Appeal from a judgment of the Supreme Court at Special Term (Cholakis, J.), entered July 8, 1983 in Albany County, which granted petitioner’s application, in a proceeding pursuant to CPLR article 78, to annul a determination of the Office of Parks, Recreation and Historic Preservation denying petitioner’s request that she be paid at a rate reflecting her prior years of service in the same salary grade retroactive to the date of her return to State service.
Petitioner had held various positions in State service between January 1975 and June 1978, when she resigned her position as a grade 5 stenographer with the Department of Social Services. On March 11, 1982, petitioner returned to State service as a provisional grade 5 stenographer with the Department of Health and, in June 1982, was appointed to a like position with the Office of Parks, Recreation and Historic Preservation. Petitioner’s salary in the new position was based upon the entry level salary for her position and she was not given credit for her prior service.
When petitioner’s request for seniority credit for her prior years of service was denied, she commenced this CPLR article 78 proceeding on October 25, 1982 against the Comptroller of the State of New York and the Commissioner of Parks, Recreation and Historic Preservation. Special Term granted the petition and ordered that petitioner be paid retroactively at a rate reflecting her prior service. This appeal by the Comptroller ensued.
Civil Service Law § 131 (4) does not authorize credit for prior service in computing the salary of individuals who return to State service after an absence of several years. This section provides that, “If such an employee is appointed, transferred, or reinstated to a position in the same salary grade, he shall be paid the same salary in the new position as he received in his former position” (emphasis supplied). As we pointed out in Matter of Nelson v New York State Civ. Serv. Commn. (96 AD2d 132, affd 63 NY2d 802),* a decision handed down subsequent to *1017Special Term’s decision being reviewed herein, the reference to “such an employee” clearly refers to an employee previously described and, reading the statute as a whole, it is apparent that the relevant description is in Civil Service Law § 131 (1), which applies to “[a]n employee holding a position allocated to one of the salary grades included in section one hundred thirty of this chapter” (emphasis supplied).
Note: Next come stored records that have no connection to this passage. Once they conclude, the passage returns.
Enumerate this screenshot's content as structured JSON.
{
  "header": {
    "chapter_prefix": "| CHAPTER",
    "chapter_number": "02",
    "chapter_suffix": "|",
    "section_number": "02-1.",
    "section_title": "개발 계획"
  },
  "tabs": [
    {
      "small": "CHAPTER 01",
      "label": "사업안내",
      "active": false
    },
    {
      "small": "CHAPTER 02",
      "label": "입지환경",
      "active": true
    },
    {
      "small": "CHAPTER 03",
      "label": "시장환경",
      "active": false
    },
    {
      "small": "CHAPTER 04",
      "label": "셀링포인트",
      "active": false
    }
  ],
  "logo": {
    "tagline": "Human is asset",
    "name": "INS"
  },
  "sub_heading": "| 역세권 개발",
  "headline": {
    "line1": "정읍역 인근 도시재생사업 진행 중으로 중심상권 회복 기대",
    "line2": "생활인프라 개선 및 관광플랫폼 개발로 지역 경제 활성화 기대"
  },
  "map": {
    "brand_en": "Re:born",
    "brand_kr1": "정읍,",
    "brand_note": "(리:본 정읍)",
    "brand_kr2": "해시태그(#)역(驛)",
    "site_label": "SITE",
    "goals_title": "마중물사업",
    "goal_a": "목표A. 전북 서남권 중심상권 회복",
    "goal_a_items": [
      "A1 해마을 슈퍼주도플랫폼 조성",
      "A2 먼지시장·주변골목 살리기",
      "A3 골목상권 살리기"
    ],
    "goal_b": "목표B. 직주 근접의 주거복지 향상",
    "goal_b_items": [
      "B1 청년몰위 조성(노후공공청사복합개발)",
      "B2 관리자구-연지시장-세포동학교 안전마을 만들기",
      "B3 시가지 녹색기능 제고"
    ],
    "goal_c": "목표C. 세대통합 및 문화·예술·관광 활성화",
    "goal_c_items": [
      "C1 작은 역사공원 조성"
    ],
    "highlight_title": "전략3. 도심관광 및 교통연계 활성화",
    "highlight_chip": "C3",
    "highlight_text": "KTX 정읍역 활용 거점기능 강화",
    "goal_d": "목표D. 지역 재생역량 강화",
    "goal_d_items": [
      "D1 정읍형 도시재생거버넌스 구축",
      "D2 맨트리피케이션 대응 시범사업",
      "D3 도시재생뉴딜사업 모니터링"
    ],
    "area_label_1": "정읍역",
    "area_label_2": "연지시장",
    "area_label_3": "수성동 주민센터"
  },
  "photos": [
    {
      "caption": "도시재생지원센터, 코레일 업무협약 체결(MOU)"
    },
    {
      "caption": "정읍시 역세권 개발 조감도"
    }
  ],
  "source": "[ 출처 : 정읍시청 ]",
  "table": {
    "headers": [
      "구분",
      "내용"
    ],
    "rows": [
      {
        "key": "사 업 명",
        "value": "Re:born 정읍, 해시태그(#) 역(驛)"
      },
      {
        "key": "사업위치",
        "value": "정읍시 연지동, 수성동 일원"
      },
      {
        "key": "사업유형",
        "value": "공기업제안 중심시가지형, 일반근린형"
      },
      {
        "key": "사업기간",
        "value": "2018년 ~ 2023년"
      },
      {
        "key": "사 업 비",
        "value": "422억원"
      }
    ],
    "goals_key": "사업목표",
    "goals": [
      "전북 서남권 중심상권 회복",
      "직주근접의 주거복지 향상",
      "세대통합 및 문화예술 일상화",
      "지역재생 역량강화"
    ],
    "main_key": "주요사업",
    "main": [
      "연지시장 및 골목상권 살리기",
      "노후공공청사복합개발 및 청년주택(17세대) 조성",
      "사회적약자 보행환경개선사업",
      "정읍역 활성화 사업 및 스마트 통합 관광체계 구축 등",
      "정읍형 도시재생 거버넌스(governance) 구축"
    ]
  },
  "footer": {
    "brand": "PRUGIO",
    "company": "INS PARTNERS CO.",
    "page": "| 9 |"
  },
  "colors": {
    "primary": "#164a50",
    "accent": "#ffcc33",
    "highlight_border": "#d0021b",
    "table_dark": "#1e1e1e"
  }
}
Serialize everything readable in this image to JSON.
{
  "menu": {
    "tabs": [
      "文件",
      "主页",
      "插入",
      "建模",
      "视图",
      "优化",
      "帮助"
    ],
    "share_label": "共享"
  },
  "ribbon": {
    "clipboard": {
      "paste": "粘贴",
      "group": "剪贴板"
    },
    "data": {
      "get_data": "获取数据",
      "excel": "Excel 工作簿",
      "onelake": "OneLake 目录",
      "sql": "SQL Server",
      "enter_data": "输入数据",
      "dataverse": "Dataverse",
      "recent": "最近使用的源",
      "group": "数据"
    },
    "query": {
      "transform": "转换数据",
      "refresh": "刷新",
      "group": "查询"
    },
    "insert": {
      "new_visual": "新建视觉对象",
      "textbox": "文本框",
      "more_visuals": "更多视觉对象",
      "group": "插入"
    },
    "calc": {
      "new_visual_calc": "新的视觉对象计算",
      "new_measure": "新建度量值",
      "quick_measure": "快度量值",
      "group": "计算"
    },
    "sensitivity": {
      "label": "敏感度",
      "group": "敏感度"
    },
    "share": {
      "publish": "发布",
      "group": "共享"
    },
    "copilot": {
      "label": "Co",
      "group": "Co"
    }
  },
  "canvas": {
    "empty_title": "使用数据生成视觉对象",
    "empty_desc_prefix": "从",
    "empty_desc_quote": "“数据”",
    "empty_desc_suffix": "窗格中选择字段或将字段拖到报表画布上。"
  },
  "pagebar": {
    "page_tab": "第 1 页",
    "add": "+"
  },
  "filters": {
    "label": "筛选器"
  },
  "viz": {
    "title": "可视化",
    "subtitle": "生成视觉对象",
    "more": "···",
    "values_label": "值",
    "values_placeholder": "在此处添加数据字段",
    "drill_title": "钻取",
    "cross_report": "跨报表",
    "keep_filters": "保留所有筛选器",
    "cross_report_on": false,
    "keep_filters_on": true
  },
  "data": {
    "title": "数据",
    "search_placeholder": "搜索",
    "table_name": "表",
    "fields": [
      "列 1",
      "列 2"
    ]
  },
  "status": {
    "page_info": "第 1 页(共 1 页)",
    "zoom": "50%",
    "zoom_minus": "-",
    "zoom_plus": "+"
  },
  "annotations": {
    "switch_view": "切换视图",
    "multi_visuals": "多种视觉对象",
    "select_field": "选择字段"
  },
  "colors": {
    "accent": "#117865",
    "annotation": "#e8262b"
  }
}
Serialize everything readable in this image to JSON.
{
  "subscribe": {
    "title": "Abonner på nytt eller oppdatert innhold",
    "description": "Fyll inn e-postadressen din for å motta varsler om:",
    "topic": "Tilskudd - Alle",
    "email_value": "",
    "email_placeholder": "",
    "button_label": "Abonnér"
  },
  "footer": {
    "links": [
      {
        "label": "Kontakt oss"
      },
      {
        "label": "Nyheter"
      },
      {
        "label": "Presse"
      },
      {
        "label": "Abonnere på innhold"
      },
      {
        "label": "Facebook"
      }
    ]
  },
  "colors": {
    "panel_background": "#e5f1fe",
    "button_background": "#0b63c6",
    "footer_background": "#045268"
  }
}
Here, petitioner was not “[a]n employee holding a position” at the time of her reentry into State service. Accordingly, she is not covered by Civil Service Law § 131 (4).
Next, we reject petitioner’s contention that the Attorney-General’s opinion in a previous matter (1980 Opns Atty Gen 39) is controlling. For the reasons set forth at length in Matter of Nelson v New York State Civ. Serv. Commn. (supra), this court is not bound by the opinion of the Attorney-General.
In view of our disposition of the statutory construction issue, we need not address the question of whether this proceeding was time barred.
Judgment reversed, on the law, without costs, and petition dismissed. Mahoney, P. J., Casey, Mikoll and Yesawich, Jr., JJ., concur.
While the Court of Appeals affirmed this court’s decision in Matter of Nelson v New York State Civ. Serv. Commn. (supra), it did so on the factual *1017ground that petitioner did not return to State service in the same salary grade as she left, thereby making Civil Service Law § 131 (4) inapplicable.